The NBA has lost several court battles, including one in 2000 against raising the height of the Sardar Sarovar dam, but its biggest legal reversal came in May 2001, when the Supreme Court made strong comments about the movement.
“... We reach the inescapable conclusion that the NBA has not acted with a sense of responsibility and so far succeeded in securing favourable orders by misleading the court… It’s desirable that in future the court must view any presentation by the NBA with caution and care, insisting on proper pleadings, disclosure of full facts truly and fairly and, in case it has any doubt, refuse to entertain the NBA.”
These comments had come in response to affidavits related to the possession of 284.03 hectares land. The andolan had claimed that cultivators had been dispossessed while a spot inspection ordered by the court found otherwise. A district judge in Indore had videographed the proceedings.

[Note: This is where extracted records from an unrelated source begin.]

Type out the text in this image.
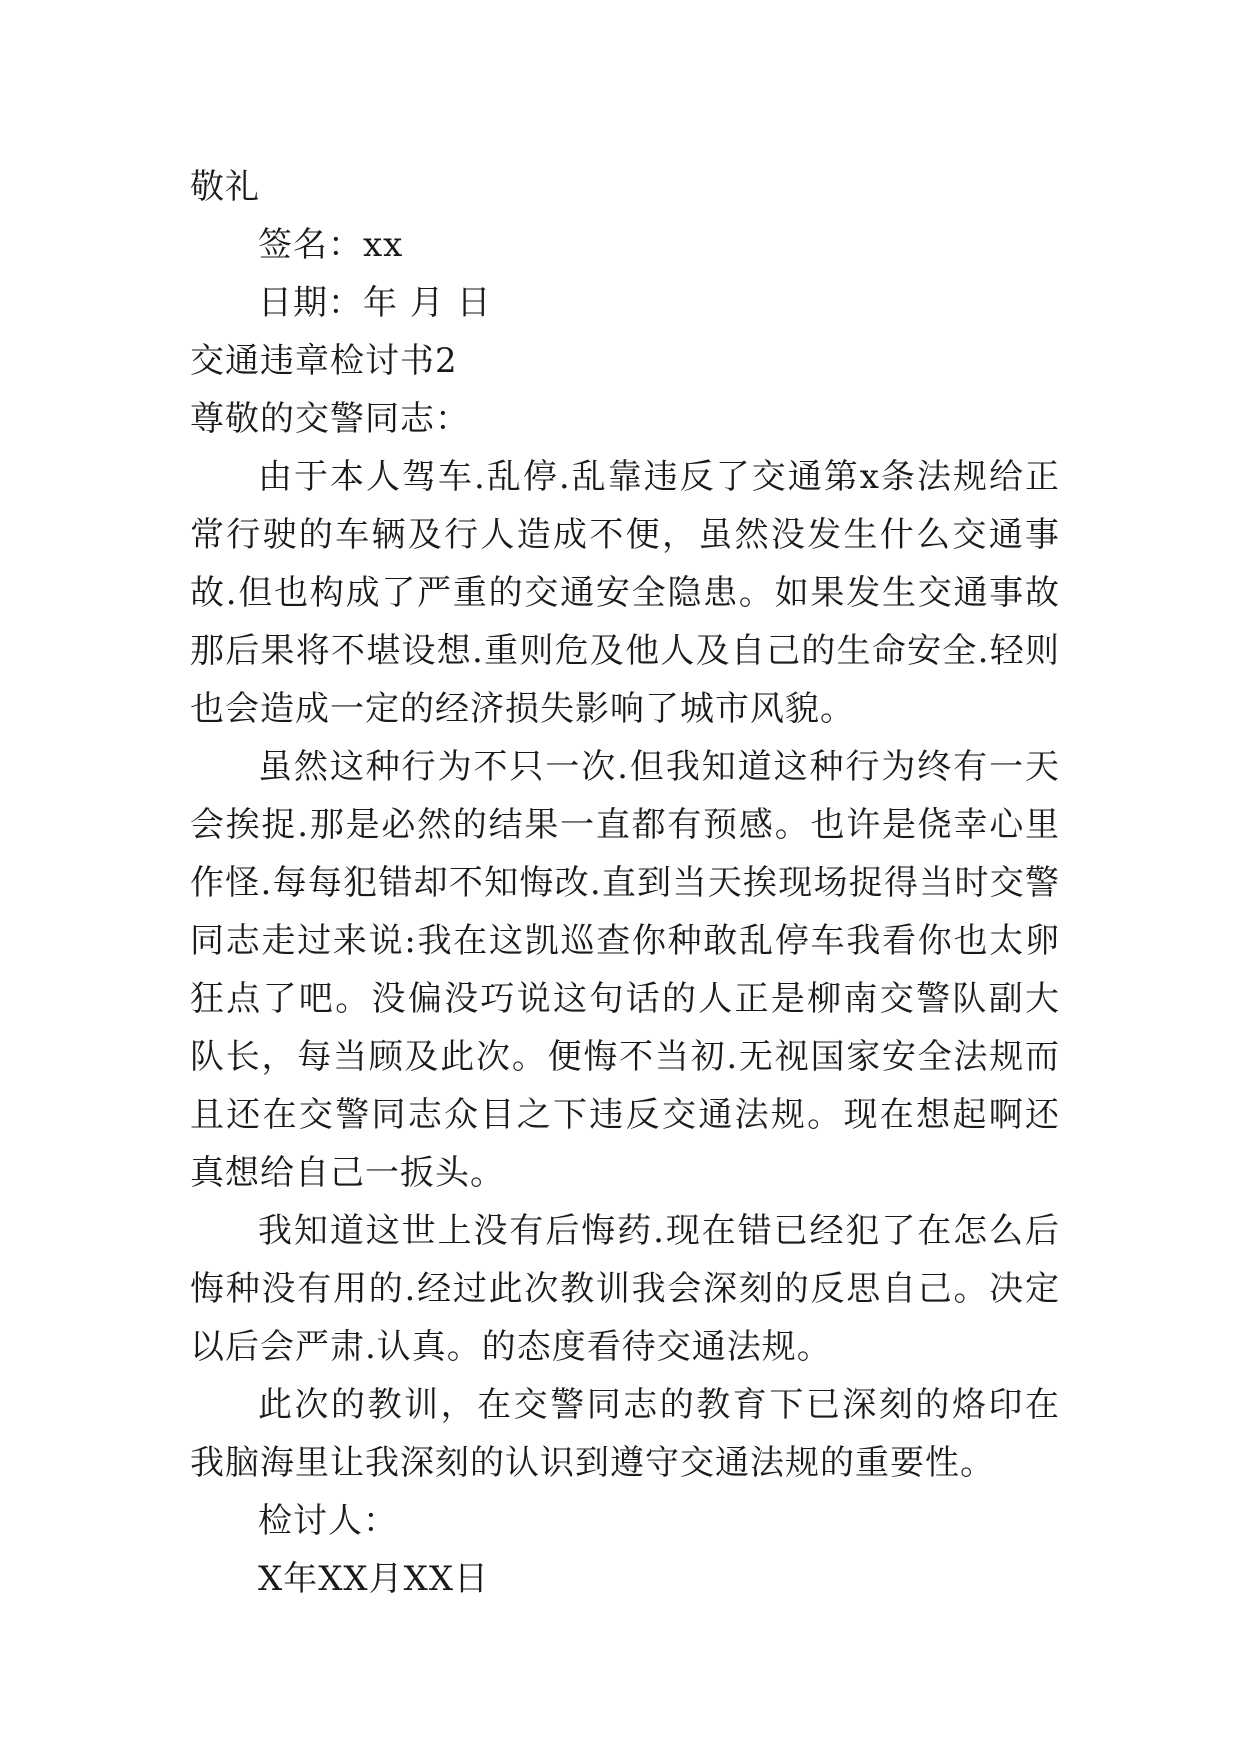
敬礼
签名：xx
日期：年 月 日
交通违章检讨书2
尊敬的交警同志：

由于本人驾车.乱停.乱靠违反了交通第x条法规给正常行驶的车辆及行人造成不便，虽然没发生什么交通事故.但也构成了严重的交通安全隐患。如果发生交通事故那后果将不堪设想.重则危及他人及自己的生命安全.轻则也会造成一定的经济损失影响了城市风貌。

虽然这种行为不只一次.但我知道这种行为终有一天会挨捉.那是必然的结果一直都有预感。也许是侥幸心里作怪.每每犯错却不知悔改.直到当天挨现场捉得当时交警同志走过来说:我在这凯巡查你种敢乱停车我看你也太卵狂点了吧。没偏没巧说这句话的人正是柳南交警队副大队长，每当顾及此次。便悔不当初.无视国家安全法规而且还在交警同志众目之下违反交通法规。现在想起啊还真想给自己一扳头。

我知道这世上没有后悔药.现在错已经犯了在怎么后悔种没有用的.经过此次教训我会深刻的反思自己。决定以后会严肃.认真。的态度看待交通法规。

此次的教训，在交警同志的教育下已深刻的烙印在我脑海里让我深刻的认识到遵守交通法规的重要性。

检讨人：
X年XX月XX日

An appeal filed by the NBA seeking to expunge the remarks was rejected by the Supreme Court in September 2011. NBA activist Alok Agrawal says the movement will file a curative petition.
Tough and soft
The difference between the ways Gujarat and Madhya Pradesh have handled the andolan is very striking. While both the BJP and the Congress spoke in nearly one voice in Gujarat by linking the opposition to the dam to its pride, MP has been very soft, especially the Congress.
There were many occasions when Medha Patkar found it difficult to enter Gujarat and had to travel incognito. The NBA office in Vadodara had been ransacked.
When Digvijay Singh was in power for 10 years, the MP government was in constant touch with the movement. The BJP’s response, however, has been different. The Sunderlal Patwa-government of the BJP of the early 1990s was neither soft nor tough.
The Congress had openly thrown its weight behind the recent NBA-led agitations against Omkareshwar and Indira Sagar, with its top leadership meeting protesters.
Chief Minister Shivraj Singh Chouhan accused the NBA of misleading gullible villagers and called it anti-dam and anti-development. BJP chief Prabhat Jha alleged that NBA hired protesters and accused it of blackmail.